Das Verständnis der vollständigen Geschichte und Welt von Horizon Forbidden West bedeutet, dass die Spieler Stunden damit verbringen müssen, das Spiel nicht wirklich zu spielen.
Zeigen, nicht sagen
Spiele wie Horizon Forbidden West haben eine kleine Identitätskrise. Es ist klar, dass Sony und andere AAA-Publisher stolz darauf sind, „filmische“ Videospiele zu veröffentlichen, die die erzählerischen Höhen von Film und Fernsehen erreichen. Dieser Fokus der Branche auf die Verbesserung des Mediums hat zu einer größeren Betonung des Schreibens geführt, was für die Branche insgesamt positiv war.
Dennoch befinden sich Spiele in einer unangenehmen Position, wenn sie versuchen, Hinweise von nicht interaktiven visuellen Medien zu nehmen. Spiele sind keine Filme ; Die beiden Medien haben völlig unterschiedliche Toolsets. Wenn ein Spiel Stunden damit verbringt, Charaktere wie der langweiligste Podcaster der Welt überliefert zu lassen, werden diese Tools nicht ausgenutzt.

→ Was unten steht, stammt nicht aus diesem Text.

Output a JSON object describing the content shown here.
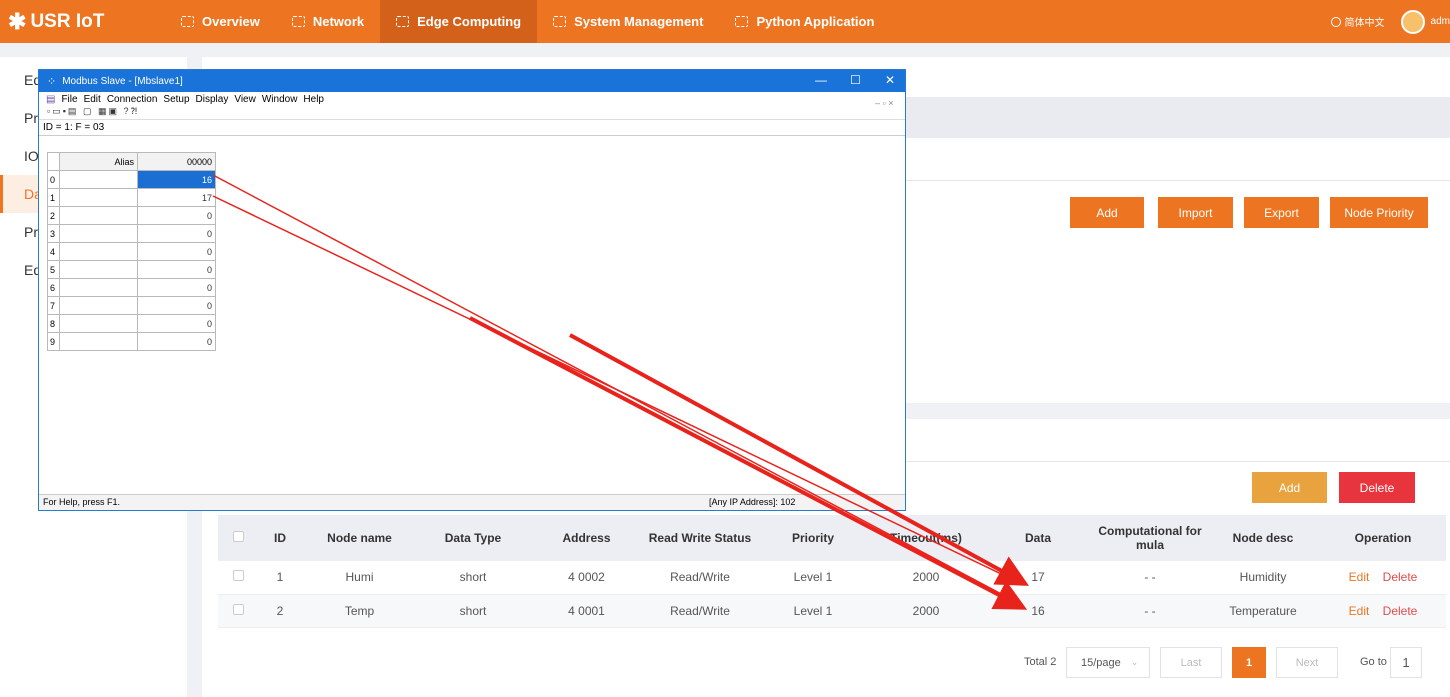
{
  "nav": {
    "logo": "USR IoT",
    "items": [
      {
        "label": "Overview",
        "active": false
      },
      {
        "label": "Network",
        "active": false
      },
      {
        "label": "Edge Computing",
        "active": true
      },
      {
        "label": "System Management",
        "active": false
      },
      {
        "label": "Python Application",
        "active": false
      }
    ],
    "lang": "简体中文",
    "user": "adm"
  },
  "sidebar": {
    "items": [
      {
        "label": "Edg",
        "active": false
      },
      {
        "label": "Pre",
        "active": false
      },
      {
        "label": "IO",
        "active": false
      },
      {
        "label": "Dat",
        "active": true
      },
      {
        "label": "Pro",
        "active": false
      },
      {
        "label": "Edg",
        "active": false
      }
    ]
  },
  "top_panel": {
    "buttons": {
      "add": "Add",
      "import": "Import",
      "export": "Export",
      "node_priority": "Node Priority"
    }
  },
  "node_panel": {
    "buttons": {
      "add": "Add",
      "delete": "Delete"
    },
    "columns": [
      "ID",
      "Node name",
      "Data Type",
      "Address",
      "Read Write Status",
      "Priority",
      "Timeout(ms)",
      "Data",
      "Computational for mula",
      "Node desc",
      "Operation"
    ],
    "rows": [
      {
        "id": "1",
        "name": "Humi",
        "type": "short",
        "address": "4 0002",
        "rw": "Read/Write",
        "priority": "Level 1",
        "timeout": "2000",
        "data": "17",
        "formula": "- -",
        "desc": "Humidity",
        "edit": "Edit",
        "delete": "Delete"
      },
      {
        "id": "2",
        "name": "Temp",
        "type": "short",
        "address": "4 0001",
        "rw": "Read/Write",
        "priority": "Level 1",
        "timeout": "2000",
        "data": "16",
        "formula": "- -",
        "desc": "Temperature",
        "edit": "Edit",
        "delete": "Delete"
      }
    ],
    "pager": {
      "total": "Total 2",
      "page_size": "15/page",
      "last": "Last",
      "current": "1",
      "next": "Next",
      "goto_label": "Go to",
      "goto_value": "1"
    }
  },
  "modbus": {
    "title": "Modbus Slave - [Mbslave1]",
    "menu": [
      "File",
      "Edit",
      "Connection",
      "Setup",
      "Display",
      "View",
      "Window",
      "Help"
    ],
    "id_line": "ID = 1: F = 03",
    "col_alias": "Alias",
    "col_addr": "00000",
    "rows": [
      {
        "n": "0",
        "v": "16",
        "selected": true
      },
      {
        "n": "1",
        "v": "17",
        "selected": false
      },
      {
        "n": "2",
        "v": "0",
        "selected": false
      },
      {
        "n": "3",
        "v": "0",
        "selected": false
      },
      {
        "n": "4",
        "v": "0",
        "selected": false
      },
      {
        "n": "5",
        "v": "0",
        "selected": false
      },
      {
        "n": "6",
        "v": "0",
        "selected": false
      },
      {
        "n": "7",
        "v": "0",
        "selected": false
      },
      {
        "n": "8",
        "v": "0",
        "selected": false
      },
      {
        "n": "9",
        "v": "0",
        "selected": false
      }
    ],
    "status_left": "For Help, press F1.",
    "status_right": "[Any IP Address]: 102"
  },
  "colors": {
    "accent": "#ed7522",
    "arrow": "#e8231c",
    "delete": "#e8343c",
    "add_node": "#e8a33e"
  }
}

Zum Beispiel verpasst Horizon Forbidden West einige Gelegenheiten, durch sein Umweltdesign Geschichten zu erzählen. Meine Lieblingsmomente kamen, als ich in ein Feld zerfallender Satelliten stolperte. Ich fing sofort an, mich zu fragen, was die Geschichte dort war. Was war dieser Ort vor der Apokalypse? Warum beschloss ein Stamm, sein Dorf um diese Ruinen herum zu bauen? Ich wollte herumschnüffeln und diese Antworten finden, die geschickt im Kunstdesign versteckt sind, aber es war wahrscheinlicher, dass ich ein herumliegendes Audioprotokoll finden würde, das mir eine Hintergrundgeschichte lieferte.
Einige der fesselndsten Geschichten des Gamings sind solche, die dem Spieler nie explizit erzählt werden. Jeder Raum in Bioshock hat eine verborgene Erzählung, die die Spieler durch Beobachtung des Kunstdesigns aufspüren können. Lernen wird zu einem interaktiven Erlebnis, zu einem Puzzle für sich. Der Spielakt wird nie beiseite geschoben.
Jedes Spiel hat unterschiedliche Anforderungen an das Geschichtenerzählen, aber die heutigen Big-Budget-Actionspiele könnten ihre Skripte kürzen und das Gameplay sprechen lassen. Das kann Anna Karenina nicht, egal wie viele Wörter es enthält.